The corporate strategies

By analysing the airline industry, we can look at two airline companies that have very different business approaches, therefore looking at the different corporate strategies being used. Firstly, an industry analysis will be used to help present the airline industry. This will be based on Michael Porters (1980) 'Five Forces' framework, introducing the five forces of competition. This model was chosen to help analyse the current position of the airline industry. This is then followed by a Strength, Weakness, Opportunity, and Threat (SWOT) analysis to show the external and internal views of each organisation.

This will enable an understanding of the strategies adopted by each airline both internally and externally. Then finally, Michael Porter's (1980) 'Three Generic Strategies' will be used to understand the position of the organisation in terms of their pricing policy and service standard. New strategies implemented since the events of September the 11th 2001 have led to previously unseen levels of price competition. Revised businesses practices, developments in technology, and cost savings were necessary to keep up with efficient low cost carriers whose business plans were based on operational efficiencies.

Easyjet is a well-known budget airline and has become successful with its 'low service/no frills' airline within Europe. It is a rather young company, beginning its operations in 1987. Previously Easyjet like Ryanair, Buzz etc targeted solely leisure and first time buyers but have recently moved into more convenient, business orientated primary airports, which has led to a convergence in the market. Whilst British Airways (BA) is a typical well-recognised airline company, which services countries around the world. Compared to Easyjet it is a mature airline scheduling flights as far back at 1919.

BA is renowned within the airline industry for its superior and innovative services, particularly those aimed at business class travellers (Brown and Eisenhardt, 1998). Like many European flag carriers, BA has maintained high levels of employment, a restriction on prices and high fares. When an organisation wants to achieve sustainability according to Looy et al (1998) there are two questions that need to be answered, what needs to be done to safeguard the organisations long-term survival and how can this be done?

For the organisation to answer these questions they need to develop a strategy by considering the following issues, the company's objectives, environment, resources and corporate values etc Michael Porter's (1980) framework the 'Five forces', started with an analysis of the investigation of the external environment. It states that organisations need an understanding of the rules of competition that affect industry attractiveness in order to be successful within the market. The organisation needs to be able to deal with the rules of competition as well as trying to change them to fit their own objectives.

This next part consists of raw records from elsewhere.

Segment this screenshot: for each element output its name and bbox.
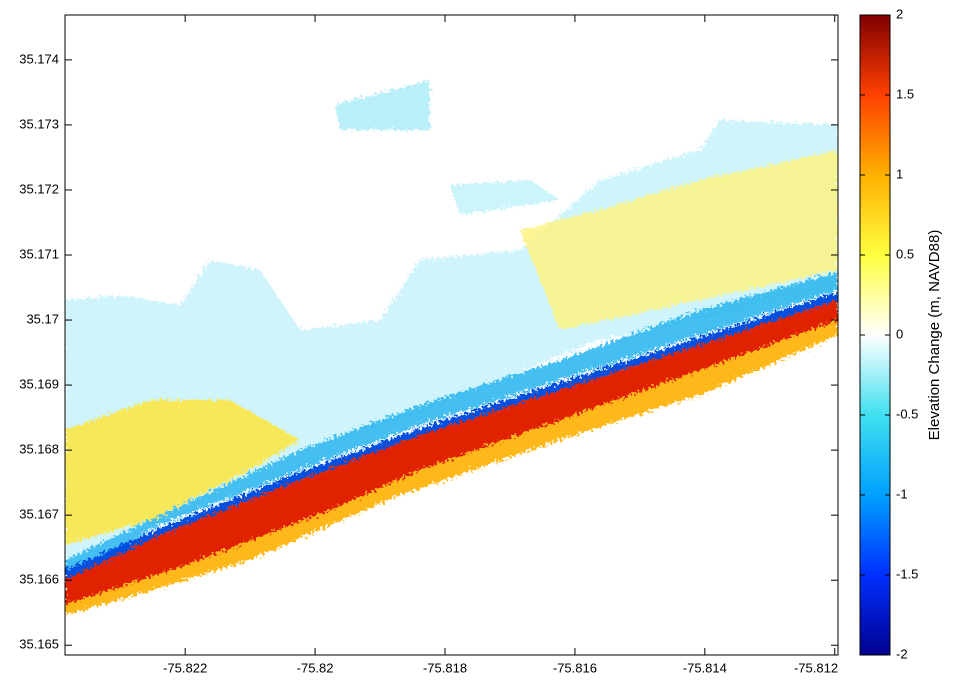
colorbar-tick-label: -1.5 (896, 566, 918, 581)
y-tick-label: 35.17 (26, 311, 59, 326)
x-tick-label: -75.814 (683, 660, 727, 675)
colorbar-tick-label: -1 (896, 486, 908, 501)
y-tick-label: 35.173 (19, 116, 59, 131)
y-tick-label: 35.168 (19, 442, 59, 457)
x-tick-label: -75.816 (553, 660, 597, 675)
x-tick-label: -75.812 (794, 660, 838, 675)
y-tick-label: 35.166 (19, 572, 59, 587)
colorbar-tick-label: 2 (896, 6, 903, 21)
colorbar-tick-label: -2 (896, 646, 908, 661)
colorbar-tick-label: 1 (896, 166, 903, 181)
colorbar-tick-label: 0.5 (896, 246, 914, 261)
plot-frame (64, 14, 839, 656)
y-tick-label: 35.172 (19, 181, 59, 196)
x-tick-label: -75.82 (297, 660, 334, 675)
x-tick-label: -75.818 (423, 660, 467, 675)
y-tick-label: 35.165 (19, 637, 59, 652)
x-tick-label: -75.822 (163, 660, 207, 675)
y-tick-label: 35.167 (19, 507, 59, 522)
y-tick-label: 35.169 (19, 377, 59, 392)
colorbar-tick-label: 0 (896, 326, 903, 341)
colorbar-tick-label: 1.5 (896, 86, 914, 101)
colorbar-tick-label: -0.5 (896, 406, 918, 421)
y-tick-label: 35.171 (19, 246, 59, 261)
y-tick-label: 35.174 (19, 51, 59, 66)
elevation-raster (65, 80, 838, 615)
colorbar-label: Elevation Change (m, NAVD88) (926, 230, 943, 441)
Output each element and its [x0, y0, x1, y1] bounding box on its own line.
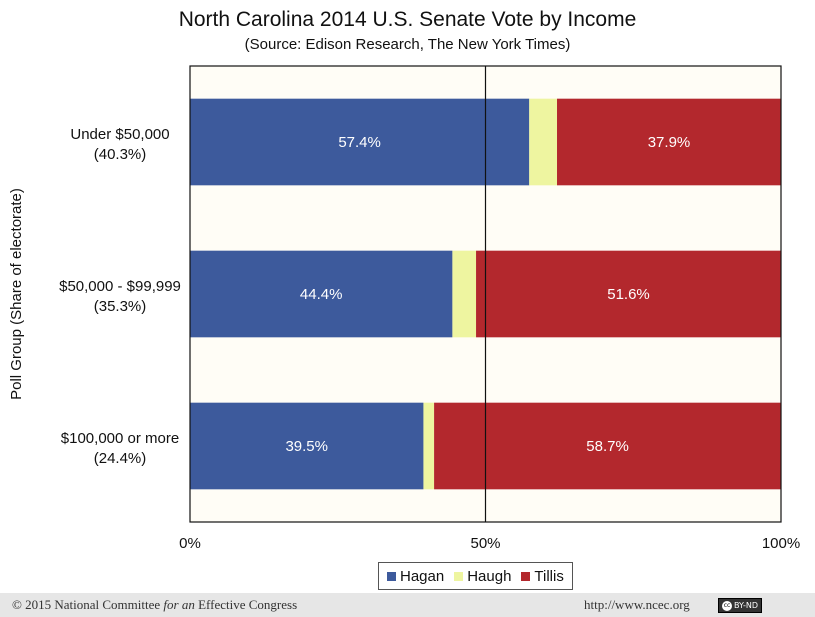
cc-icon: cc: [722, 600, 732, 611]
x-tick-label-0: 0%: [179, 535, 201, 552]
legend-label-tillis: Tillis: [534, 567, 564, 585]
x-tick-label-1: 50%: [470, 535, 500, 552]
category-share-2: (24.4%): [94, 450, 147, 467]
x-tick-label-2: 100%: [762, 535, 800, 552]
data-label-hagan-0: 57.4%: [338, 134, 381, 151]
category-label-1: $50,000 - $99,999: [59, 278, 181, 295]
category-share-0: (40.3%): [94, 146, 147, 163]
bar-haugh-0: [529, 98, 558, 186]
cc-license-badge[interactable]: cc BY-ND: [718, 598, 763, 613]
data-label-tillis-2: 58.7%: [586, 438, 629, 455]
footer-copyright-italic: for an: [163, 597, 195, 612]
bar-haugh-1: [452, 250, 477, 338]
bar-tillis-2: [434, 402, 781, 490]
legend-item-hagan: Hagan: [387, 568, 444, 585]
plot-frame: [189, 65, 782, 523]
legend: Hagan Haugh Tillis: [378, 562, 573, 590]
legend-swatch-hagan: [387, 571, 396, 581]
bar-haugh-2: [423, 402, 435, 490]
legend-swatch-tillis: [521, 571, 531, 581]
data-label-tillis-1: 51.6%: [607, 286, 650, 303]
bar-hagan-0: [190, 98, 530, 186]
data-label-tillis-0: 37.9%: [648, 134, 691, 151]
bar-hagan-2: [190, 402, 424, 490]
legend-item-haugh: Haugh: [454, 568, 511, 585]
legend-label-hagan: Hagan: [400, 567, 445, 585]
bar-tillis-1: [476, 250, 781, 338]
category-label-2: $100,000 or more: [61, 430, 179, 447]
chart-title: North Carolina 2014 U.S. Senate Vote by …: [178, 8, 637, 31]
chart-area: 57.4% 37.9% Under $50,000 (40.3%) 44.4% 51.6%…: [8, 65, 800, 552]
cc-badge-label: BY-ND: [734, 601, 759, 610]
footer-copyright-end: Effective Congress: [194, 597, 298, 612]
category-label-0: Under $50,000: [70, 126, 169, 143]
data-label-hagan-1: 44.4%: [300, 286, 343, 303]
footer: © 2015 National Committee for an Effecti…: [0, 593, 815, 617]
bar-hagan-1: [190, 250, 453, 338]
footer-copyright: © 2015 National Committee for an Effecti…: [12, 597, 297, 613]
footer-url[interactable]: http://www.ncec.org: [584, 597, 690, 612]
legend-label-haugh: Haugh: [467, 567, 512, 585]
chart-subtitle: (Source: Edison Research, The New York T…: [244, 36, 571, 53]
data-label-hagan-2: 39.5%: [285, 438, 328, 455]
legend-item-tillis: Tillis: [521, 567, 564, 585]
category-share-1: (35.3%): [94, 298, 147, 315]
footer-copyright-text: © 2015 National Committee: [12, 597, 164, 612]
y-axis-label: Poll Group (Share of electorate): [8, 188, 25, 400]
legend-swatch-haugh: [454, 571, 464, 581]
bar-tillis-0: [557, 98, 781, 186]
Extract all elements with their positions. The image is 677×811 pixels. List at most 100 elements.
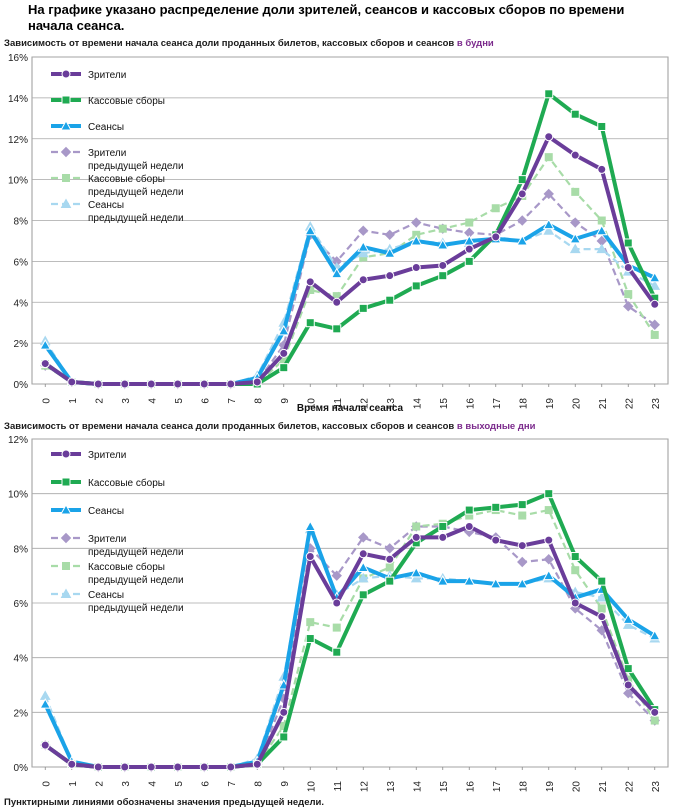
weekday-point-sessions: [542, 218, 555, 230]
weekday-legend-marker-viewers_prev: [60, 146, 72, 158]
weekday-y-tick-label: 14%: [8, 94, 28, 105]
weekday-point-viewers_prev: [570, 217, 581, 228]
weekend-x-tick-label: 6: [200, 781, 211, 787]
weekday-legend-label: Сеансы: [88, 122, 124, 133]
weekday-point-revenue_prev: [544, 153, 553, 162]
weekday-point-revenue: [305, 318, 315, 328]
weekday-x-tick-label: 5: [174, 398, 185, 404]
weekend-point-viewers: [517, 541, 527, 551]
weekday-point-viewers: [597, 164, 607, 174]
weekday-point-viewers: [517, 189, 527, 199]
weekday-point-revenue: [411, 281, 421, 291]
weekday-legend-label: Зрители предыдущей недели: [88, 148, 184, 172]
weekday-point-sessions: [569, 232, 582, 244]
weekend-point-revenue: [544, 489, 554, 499]
weekend-y-tick-label: 4%: [14, 654, 29, 665]
weekday-point-revenue: [570, 109, 580, 119]
weekend-legend-marker-revenue: [61, 477, 71, 487]
weekend-point-viewers: [544, 535, 554, 545]
weekday-point-viewers: [226, 379, 236, 389]
weekday-line-revenue_prev: [44, 156, 656, 386]
weekend-legend-label: Зрители: [88, 450, 126, 461]
weekday-x-tick-label: 7: [227, 398, 238, 404]
weekend-series-viewers: [40, 521, 660, 772]
weekday-point-sessions_prev: [357, 247, 369, 258]
weekday-point-viewers_prev: [384, 229, 395, 241]
weekend-point-revenue_prev: [597, 604, 606, 613]
weekend-point-revenue: [438, 521, 448, 531]
weekday-y-tick-label: 12%: [8, 135, 28, 146]
weekday-point-viewers_prev: [543, 188, 554, 200]
weekend-point-sessions: [542, 569, 555, 581]
weekday-point-sessions_prev: [569, 243, 581, 254]
weekend-point-sessions: [463, 575, 476, 586]
weekday-point-viewers: [491, 232, 501, 242]
weekday-point-revenue: [597, 121, 607, 131]
weekend-point-revenue: [305, 634, 315, 644]
weekday-legend-marker-sessions_prev: [60, 198, 72, 208]
weekend-point-revenue: [385, 576, 395, 586]
weekend-point-sessions: [489, 577, 502, 589]
weekend-x-tick-label: 13: [386, 781, 397, 793]
weekend-point-viewers: [40, 740, 50, 750]
weekday-point-sessions: [383, 247, 396, 258]
weekday-x-tick-label: 11: [333, 398, 344, 409]
weekend-legend-label: Кассовые сборы: [88, 477, 165, 489]
weekday-x-tick-label: 10: [306, 398, 317, 410]
weekday-point-viewers_prev: [517, 215, 528, 226]
weekday-point-viewers_prev: [623, 301, 634, 312]
weekend-point-sessions: [39, 698, 52, 709]
weekday-point-revenue_prev: [597, 216, 606, 225]
weekend-point-viewers: [146, 762, 156, 772]
weekend-point-viewers: [491, 535, 501, 545]
weekday-point-revenue_prev: [438, 224, 447, 233]
weekend-x-tick-label: 23: [651, 781, 662, 793]
weekend-point-revenue: [491, 502, 501, 512]
weekend-y-tick-label: 2%: [14, 708, 29, 719]
weekend-point-revenue_prev: [518, 511, 527, 520]
weekday-x-tick-label: 17: [492, 398, 503, 410]
weekday-legend-marker-revenue_prev: [62, 174, 70, 182]
footnote: Пунктирными линиями обозначены значения …: [4, 797, 324, 808]
weekend-x-tick-label: 18: [518, 781, 529, 793]
weekend-x-tick-label: 3: [121, 781, 132, 787]
weekend-x-tick-label: 5: [174, 781, 185, 787]
weekend-point-viewers: [464, 521, 474, 531]
weekend-point-revenue_prev: [571, 566, 580, 575]
weekday-series-viewers: [40, 132, 660, 389]
weekend-point-viewers: [305, 552, 315, 562]
weekend-point-sessions_prev: [596, 592, 608, 602]
weekend-point-viewers: [226, 762, 236, 772]
weekday-legend: Зрители Кассовые сборы Сеансы Зрители предыд…: [51, 69, 184, 224]
weekend-point-viewers_prev: [623, 687, 634, 699]
weekday-legend-marker-sessions: [60, 119, 72, 131]
weekend-legend-label: Зрители предыдущей недели: [88, 534, 184, 558]
page-header: На графике указано распределение доли зр…: [28, 2, 625, 33]
weekday-x-tick-label: 23: [651, 398, 662, 410]
weekend-legend-marker-revenue_prev: [62, 562, 70, 570]
weekend-point-revenue_prev: [412, 522, 421, 531]
weekend-point-viewers: [385, 554, 395, 564]
weekday-legend-label: Кассовые сборы: [88, 95, 165, 107]
weekday-point-sessions: [304, 224, 317, 236]
weekday-legend-label: Кассовые сборы предыдущей недели: [88, 173, 184, 198]
weekday-point-viewers_prev: [649, 319, 660, 330]
weekend-y-tick-label: 8%: [14, 544, 29, 555]
weekday-point-revenue_prev: [465, 218, 474, 227]
weekday-point-sessions: [595, 224, 608, 236]
weekend-legend-marker-viewers: [61, 449, 71, 459]
weekend-point-sessions: [357, 561, 370, 572]
weekend-point-viewers: [120, 762, 130, 772]
weekday-point-viewers: [411, 263, 421, 273]
weekday-x-tick-label: 15: [439, 398, 450, 410]
weekday-point-sessions: [648, 271, 661, 283]
weekday-chart-title: Зависимость от времени начала сеанса дол…: [4, 38, 494, 49]
weekday-legend-label: Сеансы предыдущей недели: [88, 200, 184, 224]
weekend-point-viewers: [411, 532, 421, 542]
weekday-point-revenue: [517, 175, 527, 185]
weekday-point-sessions_prev: [649, 280, 661, 290]
weekday-point-viewers: [438, 260, 448, 270]
weekday-x-tick-label: 9: [280, 398, 291, 404]
weekend-point-viewers_prev: [517, 556, 528, 568]
weekday-point-viewers: [544, 132, 554, 142]
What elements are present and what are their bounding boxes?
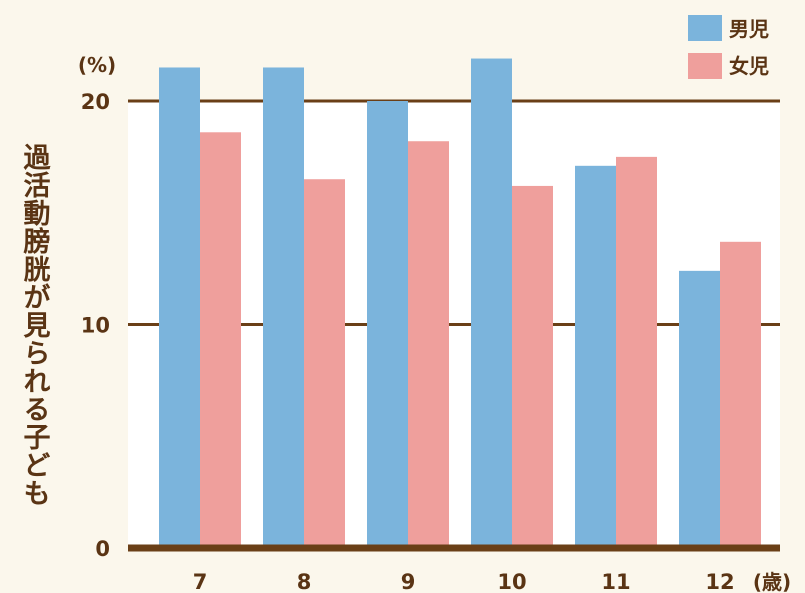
legend: 男児 女児 bbox=[688, 15, 769, 79]
bar-girls-7 bbox=[200, 132, 241, 549]
bar-boys-7 bbox=[159, 67, 200, 548]
bar-girls-12 bbox=[720, 241, 761, 548]
bar-boys-8 bbox=[263, 67, 304, 548]
bar-boys-12 bbox=[679, 270, 720, 548]
y-tick-label: 0 bbox=[95, 537, 110, 561]
x-tick-label: 10 bbox=[497, 570, 526, 593]
y-unit-label: (%) bbox=[78, 53, 116, 77]
x-tick-label: 12 bbox=[705, 570, 734, 593]
bar-girls-9 bbox=[408, 141, 449, 549]
bar-boys-9 bbox=[367, 101, 408, 548]
bar-girls-8 bbox=[304, 179, 345, 548]
x-tick-label: 7 bbox=[193, 570, 208, 593]
legend-label-boys: 男児 bbox=[729, 17, 769, 41]
bars bbox=[159, 58, 761, 549]
x-tick-labels: 7 8 9 10 11 12 bbox=[193, 570, 735, 593]
legend-label-girls: 女児 bbox=[729, 54, 769, 78]
bar-girls-11 bbox=[616, 156, 657, 548]
bar-boys-11 bbox=[575, 165, 616, 548]
y-tick-label: 10 bbox=[81, 314, 110, 338]
x-unit-label: (歳) bbox=[753, 570, 791, 593]
bar-boys-10 bbox=[471, 58, 512, 548]
legend-swatch-girls bbox=[688, 53, 722, 79]
x-tick-label: 9 bbox=[401, 570, 416, 593]
y-tick-label: 20 bbox=[81, 90, 110, 114]
x-tick-label: 8 bbox=[297, 570, 312, 593]
y-tick-labels: 0 10 20 bbox=[81, 90, 110, 561]
y-axis-label: 過活動膀胱が見られる子ども bbox=[19, 143, 52, 507]
x-tick-label: 11 bbox=[601, 570, 630, 593]
legend-swatch-boys bbox=[688, 15, 722, 41]
bar-girls-10 bbox=[512, 185, 553, 548]
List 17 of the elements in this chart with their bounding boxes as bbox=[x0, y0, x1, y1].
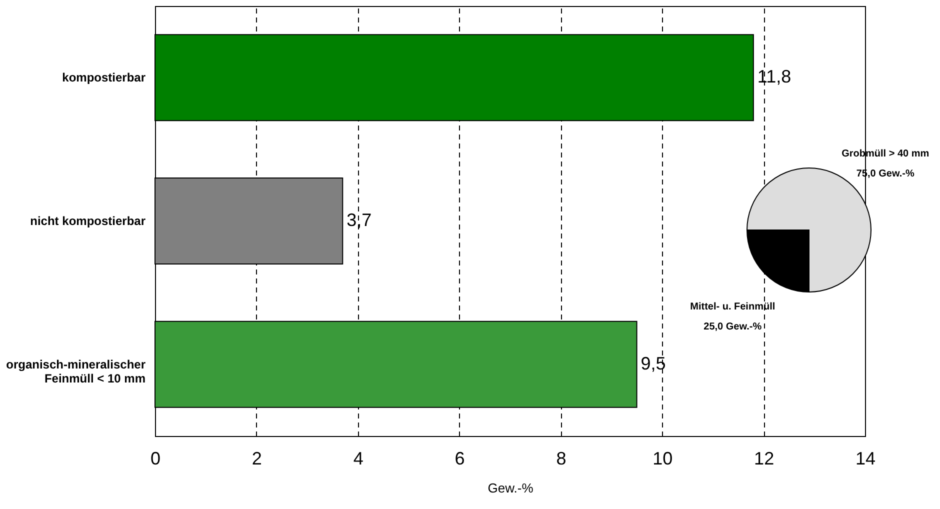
data-label: 25,0 Gew.-% bbox=[704, 321, 762, 332]
x-tick-label: 6 bbox=[454, 448, 465, 468]
slice-label: Mittel- u. Feinmüll bbox=[690, 301, 776, 312]
x-tick-label: 10 bbox=[652, 448, 673, 468]
data-label: 9,5 bbox=[640, 353, 666, 374]
data-label: 3,7 bbox=[346, 210, 372, 230]
x-tick-label: 12 bbox=[754, 448, 774, 468]
x-tick-label: 4 bbox=[353, 448, 364, 468]
x-tick-label: 2 bbox=[252, 448, 262, 468]
x-tick-label: 0 bbox=[150, 448, 161, 468]
x-tick-label: 8 bbox=[556, 448, 566, 468]
data-label: 11,8 bbox=[757, 66, 792, 87]
y-tick-label: kompostierbar bbox=[62, 70, 146, 85]
x-tick-label: 14 bbox=[855, 448, 876, 468]
y-tick-label: nicht kompostierbar bbox=[30, 214, 146, 228]
y-tick-label: organisch-mineralischer Feinmüll < 10 mm bbox=[6, 357, 146, 386]
x-axis-title: Gew.-% bbox=[488, 480, 534, 496]
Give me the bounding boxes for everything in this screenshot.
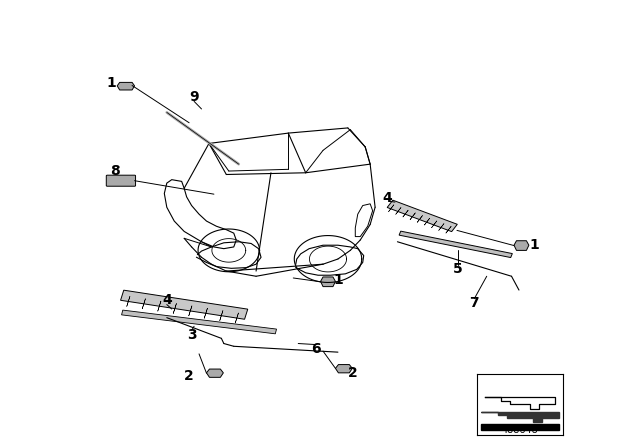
Polygon shape bbox=[120, 290, 248, 319]
Polygon shape bbox=[399, 231, 513, 258]
Text: 3: 3 bbox=[187, 328, 196, 342]
Polygon shape bbox=[417, 215, 422, 223]
Polygon shape bbox=[424, 218, 429, 225]
Text: 1: 1 bbox=[333, 273, 343, 287]
Text: 1: 1 bbox=[106, 76, 116, 90]
Polygon shape bbox=[204, 308, 207, 319]
Text: 9: 9 bbox=[189, 90, 199, 104]
Text: 1: 1 bbox=[529, 238, 539, 252]
Polygon shape bbox=[236, 313, 239, 323]
Text: 6: 6 bbox=[311, 342, 321, 356]
Polygon shape bbox=[438, 224, 444, 231]
Polygon shape bbox=[410, 213, 415, 220]
Polygon shape bbox=[514, 241, 529, 250]
FancyBboxPatch shape bbox=[106, 175, 136, 186]
Polygon shape bbox=[481, 424, 559, 430]
Text: 4: 4 bbox=[383, 191, 392, 205]
Polygon shape bbox=[335, 365, 352, 373]
Polygon shape bbox=[321, 277, 335, 287]
Text: 8: 8 bbox=[110, 164, 120, 178]
Text: 7: 7 bbox=[470, 296, 479, 310]
Polygon shape bbox=[446, 226, 451, 233]
Polygon shape bbox=[157, 301, 161, 311]
Text: 2: 2 bbox=[348, 366, 358, 380]
Polygon shape bbox=[388, 205, 394, 212]
Text: 488648: 488648 bbox=[501, 426, 538, 435]
Polygon shape bbox=[481, 412, 559, 422]
Polygon shape bbox=[142, 299, 145, 309]
Polygon shape bbox=[117, 82, 134, 90]
Polygon shape bbox=[396, 207, 401, 215]
Polygon shape bbox=[207, 369, 223, 377]
Text: 5: 5 bbox=[453, 263, 463, 276]
Polygon shape bbox=[220, 310, 223, 321]
Text: 4: 4 bbox=[162, 293, 172, 307]
Polygon shape bbox=[387, 200, 458, 232]
Polygon shape bbox=[122, 310, 276, 334]
Polygon shape bbox=[189, 306, 192, 316]
Polygon shape bbox=[431, 221, 437, 228]
Text: 2: 2 bbox=[184, 369, 194, 383]
Polygon shape bbox=[403, 210, 408, 217]
Polygon shape bbox=[127, 296, 130, 306]
Polygon shape bbox=[173, 303, 177, 314]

According to Porter (1980), the rules of competition are presented in five competitive forces: In general, the five forces are the same for all industries in domestic and international markets, however their strengths may differ in each context, and their power may change due to the evolution of industry. By using Porter's (1980) 'Five Forces' framework we can then look at the airline industry. Currently, the airline industry is facing a recession period mainly due to the events of September the 11th 2001; therefore, entering the airline industry is quite difficult at the moment.

There are a vast amount of charter airlines and low fair airlines, within the market all offering a wide range of products and services that are satisfying consumer needs. Product differentiation and companies requiring high capital investment to purchase or hire aircrafts, technical support etc. are causing entry barriers to be high. Newcomers will also need to be able to access the distribution channels, which is important to achieve access to ground facilities i. e. take-off etc. In addition, the government has to grant the organisation permission to enter airspace.

There has also been a deregulation policy, which has allowed low budget airlines like Easyjet & Ryanair to enter the airline industry. Once an organisation has entered into the market, it is not easy to resign from it due to the rise of switching costs. Therefore, the threat of new entrants is relatively low due to the current business environment of the airline industry. Within the airline industry substitute products can come in the form of alternative travel possibilities such as trains, coaches etc.

However, these substitutes do not fulfil the need to travel worldwide in the shortest time available. Technology in the form of emails and videoconferencing can also decrease the need of travel. There has also been a rise in organisations purchasing corporate jets rather than flying their employee's first class. It has been estimated that there will be a 10% drop in first class travellers by 2005. Buyers can influence competition, as they are able to push prices down and are able to bargain for better quality and service.

However, as consumers that purchase plane tickets do not purchase large amounts they therefore do not have strong bargaining power. Buyers do however have low switching costs and can decide to switch airlines or alternatively decide to travel by other means instead. In general, the threat of buyers is comparatively low. Suppliers within the airline industry consist of aircraft manufacturers, suppliers of fuel and technical support etc. As the airline industry only has a small number of companies which produce aircraft. This means that they have concentrated suppliers, which leads to stronger bargaining power.